Biological and geochemical indicators of changes in climate and land use are reflected differently in sediment cores in the Chesapeake Bay depending on the location of the cores. Pollen and seed records from cores in three different tributaries show synchronous changes in the flora due to climate change throughout the Holocene, but the floras differ for each time interval, depending on the soil substrate of the forests from which the pollen and seeds originated. Climate changes are thus superimposed on the soil template which governs the distribution of terrestrial plant species.

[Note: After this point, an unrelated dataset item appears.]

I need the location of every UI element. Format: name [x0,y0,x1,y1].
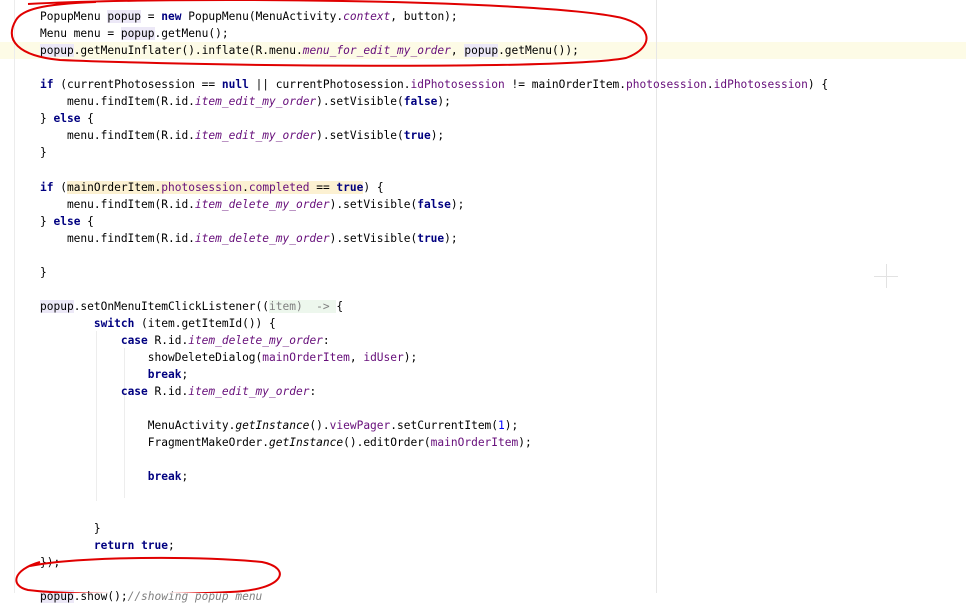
red-circle-annotation [10,0,648,67]
annotation-layer [10,0,648,593]
red-circle-annotation [15,556,281,593]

Likewise, land use is reflected in geochemical constituents of cores differently, depending on the location of the core with respect to its position in the Bay, whether at the mouth of a tributary in the upper Bay or closer to the ocean. Geochemical records (total organic carbon, total nitrogen, total phosphorus, total sulfur and carbon and nitrogen stable isotopes) of two cores, one largely influenced by the Chester and Susquehanna Rivers and the other in the main stem above the Patuxent River, changed simultaneously but differently in response to similar changes in land use.

The records of these cores demonstrate how biological and geochemical indicators can be used not only to infer temporal changes but also to interpret local influences of soil substrate, tidal influence and position within the estuary.